Cache Review Flashcards
Locality principle
“Things that will happen soon are likely to be close to things that just happened.” - lecture
The processor will tend to access the same set of memory locations repeatedly over a short period. So the next location accessed is likely to be a location that recently accessed.
This is the concept that the cache is built on. Also relevant to branch prediction.
Two kinds of locality of memory references
If we recently accessed location X:
- Temporal: likely to access the same address soon
- Spatial: likely to access addresses near X
What is the cache?
It’s a small amount of memory on the processor that allows us to store items that we recently got from main memory. It’s like borrowing a book from the library, and let’s us exploit temporal and spatial (how exactly?) memory?
I think we might also bring nearby items into the cache, hence spatial locality, but I’m not sure.
Average memory access time (AMAT)
AMAT = Hit Time + (Miss Rate * Miss Penalty), where…
Hit Time = The time it takes to retrieve data when it’s in the cache
Miss Rate = The rate at which we have cache misses
Miss Penalty = The additional time (above hit time) needed to retrieve data from main memory
How do we optimize Average Memory Access Time (AMAT)?
We want to balance a low Hit Time with a low Miss Rate.
Hit Time: Keeping this low requires a small and fast cache.
Miss Rate: Keeping THIS low requires a larger cache, or a smarter one. A smarter cache will do a better a job of choosing what to keep in cache, but retrieval time with will longer.
How is the L1 cache organized?
The cache is a table with a tag indicating whether we have hit or not, and then the stored data.
The tag might be the block number, or a subset of the block number.
The size of stored data is called the “block size” or “line size”. Typically 32 - 128 bytes. This is large enough to take advantage of spatial locality, but small enough that we aren’t making the cache needlessly large/slow.
When we fetch a block of memory to add to the cache, how do we choose a cache block start address?
If we let blocks begin anywhere (0 to 63, 1 to 64, 2 to 65, etc) then they will overlap and the same address will map to many blocks in the cache. We will have to keep them all up to date when we write, it’s complicated!
We can get around this by only using block-aligned addresses! So to 63, 64 to 127, etc.
Blocks and lines
Memory stores data as blocks (many short “rows”) and the cache stores the same data as a line (one long row). Corresponding blocks and lines are the same size.
Why should block sizes be divisible by 2?
We index from addresses to the cache line by using the part of the address that applies to the entire line/block. If block sizes are divisible by 2, we can accomplish this by just dividing the address by the block size, which amounts to just throwing away some number of least significant digits (because binary).

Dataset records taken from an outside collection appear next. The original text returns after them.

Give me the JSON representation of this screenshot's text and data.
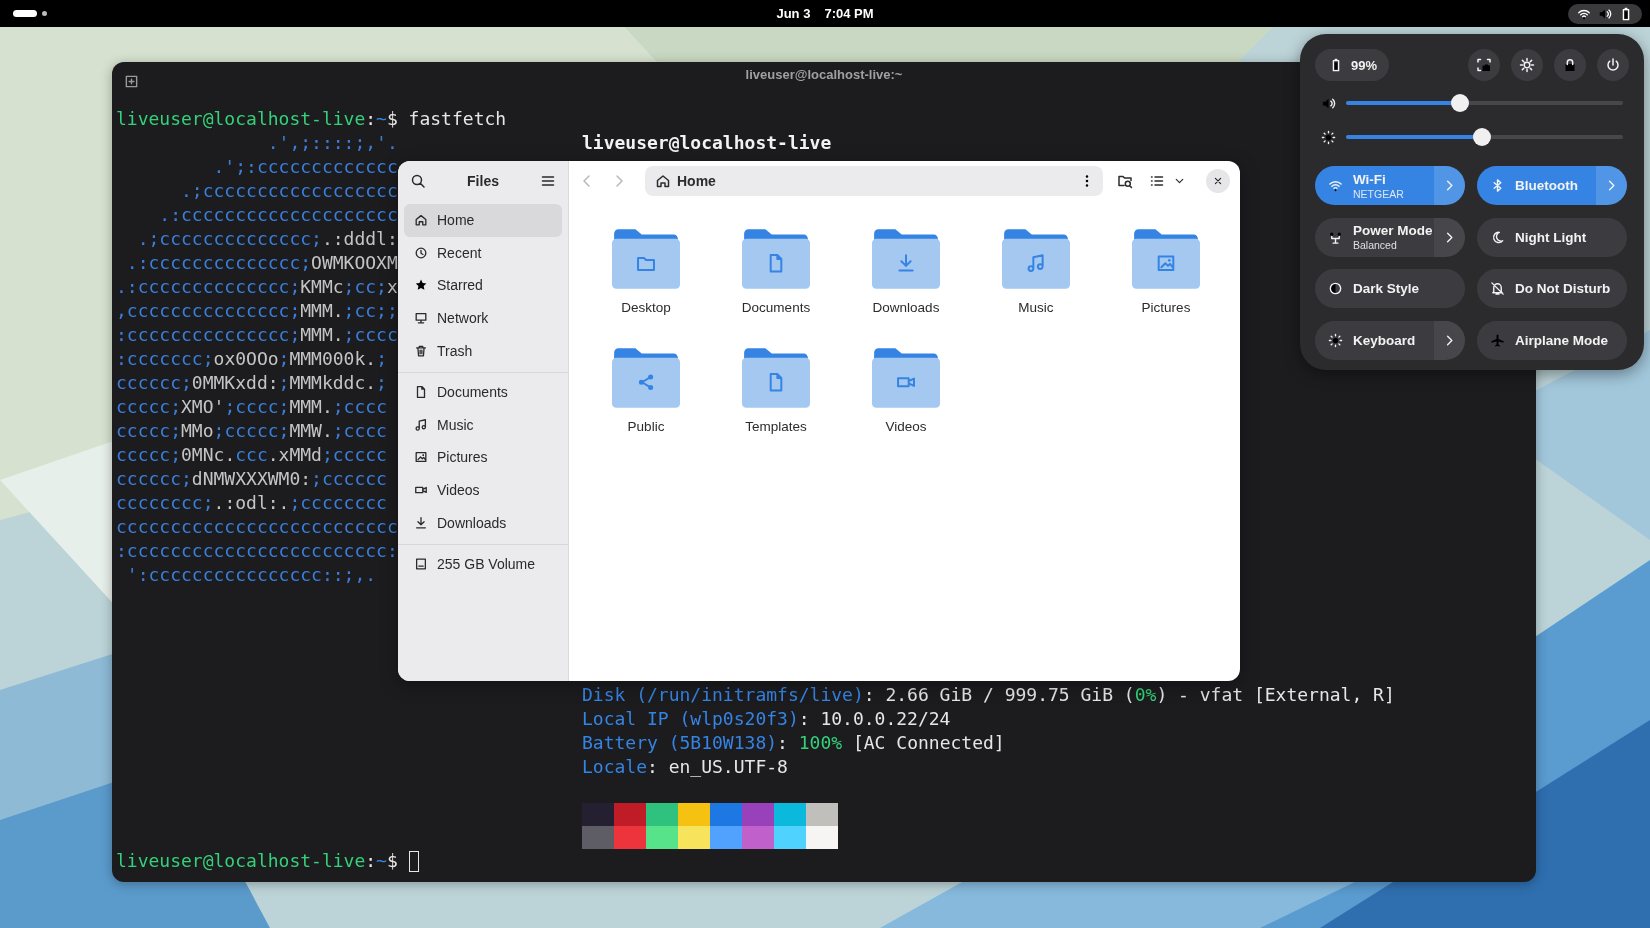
{
  "top_bar": {
    "date": "Jun 3",
    "time": "7:04 PM"
  },
  "terminal": {
    "title": "liveuser@localhost-live:~",
    "command_line": [
      {
        "text": "liveuser@localhost-live",
        "kind": "user"
      },
      {
        "text": ":",
        "kind": "plain"
      },
      {
        "text": "~",
        "kind": "path"
      },
      {
        "text": "$ fastfetch",
        "kind": "plain"
      }
    ],
    "logo": [
      [
        {
          "text": "              .',;::::;,'.",
          "kind": "logo"
        }
      ],
      [
        {
          "text": "         .';:ccccccccccccc",
          "kind": "logo"
        }
      ],
      [
        {
          "text": "      .;cccccccccccccccccc",
          "kind": "logo"
        }
      ],
      [
        {
          "text": "    .:cccccccccccccccccccc",
          "kind": "logo"
        }
      ],
      [
        {
          "text": "  .;cccccccccccccc;",
          "kind": "logo"
        },
        {
          "text": ".:dddl:",
          "kind": "mark"
        }
      ],
      [
        {
          "text": " .:cccccccccccccc;",
          "kind": "logo"
        },
        {
          "text": "OWMKOOXM",
          "kind": "mark"
        }
      ],
      [
        {
          "text": ".:cccccccccccccc;",
          "kind": "logo"
        },
        {
          "text": "KMMc",
          "kind": "mark"
        },
        {
          "text": ";cc;",
          "kind": "logo"
        },
        {
          "text": "x",
          "kind": "mark"
        }
      ],
      [
        {
          "text": ",ccccccccccccccc;",
          "kind": "logo"
        },
        {
          "text": "MMM.",
          "kind": "mark"
        },
        {
          "text": ";cc;;",
          "kind": "logo"
        }
      ],
      [
        {
          "text": ":ccccccccccccccc;",
          "kind": "logo"
        },
        {
          "text": "MMM.",
          "kind": "mark"
        },
        {
          "text": ";cccc",
          "kind": "logo"
        }
      ],
      [
        {
          "text": ":ccccccc;",
          "kind": "logo"
        },
        {
          "text": "ox0OOo",
          "kind": "mark"
        },
        {
          "text": ";",
          "kind": "logo"
        },
        {
          "text": "MMM000k.",
          "kind": "mark"
        },
        {
          "text": ";",
          "kind": "logo"
        }
      ],
      [
        {
          "text": "cccccc;",
          "kind": "logo"
        },
        {
          "text": "0MMKxdd:",
          "kind": "mark"
        },
        {
          "text": ";",
          "kind": "logo"
        },
        {
          "text": "MMMkddc.",
          "kind": "mark"
        },
        {
          "text": ";",
          "kind": "logo"
        }
      ],
      [
        {
          "text": "ccccc;",
          "kind": "logo"
        },
        {
          "text": "XMO'",
          "kind": "mark"
        },
        {
          "text": ";cccc;",
          "kind": "logo"
        },
        {
          "text": "MMM.",
          "kind": "mark"
        },
        {
          "text": ";cccc",
          "kind": "logo"
        }
      ],
      [
        {
          "text": "ccccc;",
          "kind": "logo"
        },
        {
          "text": "MMo",
          "kind": "mark"
        },
        {
          "text": ";ccccc;",
          "kind": "logo"
        },
        {
          "text": "MMW.",
          "kind": "mark"
        },
        {
          "text": ";cccc",
          "kind": "logo"
        }
      ],
      [
        {
          "text": "ccccc;",
          "kind": "logo"
        },
        {
          "text": "0MNc.",
          "kind": "mark"
        },
        {
          "text": "ccc",
          "kind": "logo"
        },
        {
          "text": ".xMMd",
          "kind": "mark"
        },
        {
          "text": ";ccccc",
          "kind": "logo"
        }
      ],
      [
        {
          "text": "cccccc;",
          "kind": "logo"
        },
        {
          "text": "dNMWXXXWM0:",
          "kind": "mark"
        },
        {
          "text": ";cccccc",
          "kind": "logo"
        }
      ],
      [
        {
          "text": "cccccccc;",
          "kind": "logo"
        },
        {
          "text": ".:odl:.",
          "kind": "mark"
        },
        {
          "text": ";cccccccc",
          "kind": "logo"
        }
      ],
      [
        {
          "text": "cccccccccccccccccccccccccc",
          "kind": "logo"
        }
      ],
      [
        {
          "text": ":cccccccccccccccccccccccc:",
          "kind": "logo"
        }
      ],
      [
        {
          "text": " ':cccccccccccccccc::;,.",
          "kind": "logo"
        }
      ]
    ],
    "host": "liveuser@localhost-live",
    "info": [
      [
        {
          "text": "Disk (/run/initramfs/live)",
          "kind": "key"
        },
        {
          "text": ": 2.66 GiB / 999.75 GiB (",
          "kind": "plain"
        },
        {
          "text": "0%",
          "kind": "good"
        },
        {
          "text": ") - vfat [External, R]",
          "kind": "plain"
        }
      ],
      [
        {
          "text": "Local IP (wlp0s20f3)",
          "kind": "key"
        },
        {
          "text": ": 10.0.0.22/24",
          "kind": "plain"
        }
      ],
      [
        {
          "text": "Battery (5B10W138)",
          "kind": "key"
        },
        {
          "text": ": ",
          "kind": "plain"
        },
        {
          "text": "100%",
          "kind": "good"
        },
        {
          "text": " [AC Connected]",
          "kind": "plain"
        }
      ],
      [
        {
          "text": "Locale",
          "kind": "key"
        },
        {
          "text": ": en_US.UTF-8",
          "kind": "plain"
        }
      ]
    ],
    "palette": [
      {
        "color": "#241f31"
      },
      {
        "color": "#c01c28"
      },
      {
        "color": "#2ec27e"
      },
      {
        "color": "#f5c211"
      },
      {
        "color": "#1e78e4"
      },
      {
        "color": "#9841bb"
      },
      {
        "color": "#0ab9dc"
      },
      {
        "color": "#c0bfbc"
      },
      {
        "color": "#5e5c64"
      },
      {
        "color": "#ed333b"
      },
      {
        "color": "#57e389"
      },
      {
        "color": "#f8e45c"
      },
      {
        "color": "#51a1ff"
      },
      {
        "color": "#c061cb"
      },
      {
        "color": "#4fd2fd"
      },
      {
        "color": "#f6f5f4"
      }
    ],
    "prompt": [
      {
        "text": "liveuser@localhost-live",
        "kind": "user"
      },
      {
        "text": ":",
        "kind": "plain"
      },
      {
        "text": "~",
        "kind": "path"
      },
      {
        "text": "$",
        "kind": "plain"
      }
    ]
  },
  "files": {
    "title": "Files",
    "location": "Home",
    "sidebar": [
      {
        "items": [
          {
            "label": "Home",
            "kind": "home",
            "selected": true
          },
          {
            "label": "Recent",
            "kind": "recent",
            "selected": false
          },
          {
            "label": "Starred",
            "kind": "starred",
            "selected": false
          },
          {
            "label": "Network",
            "kind": "network",
            "selected": false
          },
          {
            "label": "Trash",
            "kind": "trash",
            "selected": false
          }
        ]
      },
      {
        "items": [
          {
            "label": "Documents",
            "kind": "documents",
            "selected": false
          },
          {
            "label": "Music",
            "kind": "music",
            "selected": false
          },
          {
            "label": "Pictures",
            "kind": "pictures",
            "selected": false
          },
          {
            "label": "Videos",
            "kind": "videos",
            "selected": false
          },
          {
            "label": "Downloads",
            "kind": "downloads",
            "selected": false
          }
        ]
      },
      {
        "items": [
          {
            "label": "255 GB Volume",
            "kind": "volume",
            "selected": false
          }
        ]
      }
    ],
    "folders": [
      {
        "label": "Desktop",
        "kind": "desktop"
      },
      {
        "label": "Documents",
        "kind": "documents"
      },
      {
        "label": "Downloads",
        "kind": "downloads"
      },
      {
        "label": "Music",
        "kind": "music"
      },
      {
        "label": "Pictures",
        "kind": "pictures"
      },
      {
        "label": "Public",
        "kind": "public"
      },
      {
        "label": "Templates",
        "kind": "templates"
      },
      {
        "label": "Videos",
        "kind": "videos"
      }
    ]
  },
  "quick_settings": {
    "battery": "99%",
    "sliders": [
      {
        "kind": "volume",
        "level": 0.41
      },
      {
        "kind": "brightness",
        "level": 0.49
      }
    ],
    "toggles": [
      {
        "kind": "wifi",
        "title": "Wi-Fi",
        "subtitle": "NETGEAR",
        "on": true,
        "menu": true
      },
      {
        "kind": "bluetooth",
        "title": "Bluetooth",
        "on": true,
        "menu": true
      },
      {
        "kind": "power-mode",
        "title": "Power Mode",
        "subtitle": "Balanced",
        "on": false,
        "menu": true
      },
      {
        "kind": "night-light",
        "title": "Night Light",
        "on": false,
        "menu": false
      },
      {
        "kind": "dark-style",
        "title": "Dark Style",
        "on": false,
        "menu": false
      },
      {
        "kind": "do-not-disturb",
        "title": "Do Not Disturb",
        "on": false,
        "menu": false
      },
      {
        "kind": "keyboard",
        "title": "Keyboard",
        "on": false,
        "menu": true
      },
      {
        "kind": "airplane",
        "title": "Airplane Mode",
        "on": false,
        "menu": false
      }
    ]
  }
}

If the block size isn’t divisibly by 2, we would have to actually perform the division calculation, which would be much more expensive.
Block offset and block number
We index into the cache using an address. The block number is the (upper, more significant) part of the address that would shared by all data within the block. The block offset is the remaining (less significant) part of the address, which tells us where within the block to find our data.
If we have a 32 bit address and 16 bit blocks, we need the least significant four bits (0-3) for the offset (bc 16 = 2^4). The remainder (4-31) are the block number.
Valid bit
An extra bit we add to the tag to indicate whether the tag and data are valid (as opposed to just nonsense that loaded up there when the computer booted, but not real data)
So a hit means the tag == branch # (or something close) AND valid bit == TRUE
Types of caches
Fully associative: any block can be stored in any line. Have to search all lines.
Set associative: there are N lines where a block may be stored, where 1 < N < # of lines
Direct mapped: each block can only be stored in one line. Have to search only one line.
How does a direct mapped cache work?
Each block can only map to one line. Multiple blocks can map to the same line though. So the first few (least sig) bits of the address will be the offset like usual, then the next few will index into the cache, then the rest will be the tag, telling us exactly which block is stored there.
Pros and cons of direct mapped cache
PROS
You only have to check one line for a matching block number and valid bit. This makes them:
- Fast (short hit time)
- Cheap
- Energy efficient
CONS
Blocks HAVE to go in one place. If we frequently access the same two blocks, and those blocks map to the same block, we have to keep booting them out and loading them in from memory again.
- Conflicts! (high miss rate)
How does a set-associative cache work?
The cache is divided into sets, and each set divided into N lines, or ways. It is called n-way set associative
Each block will map to one set, then it has a choice between the n lines.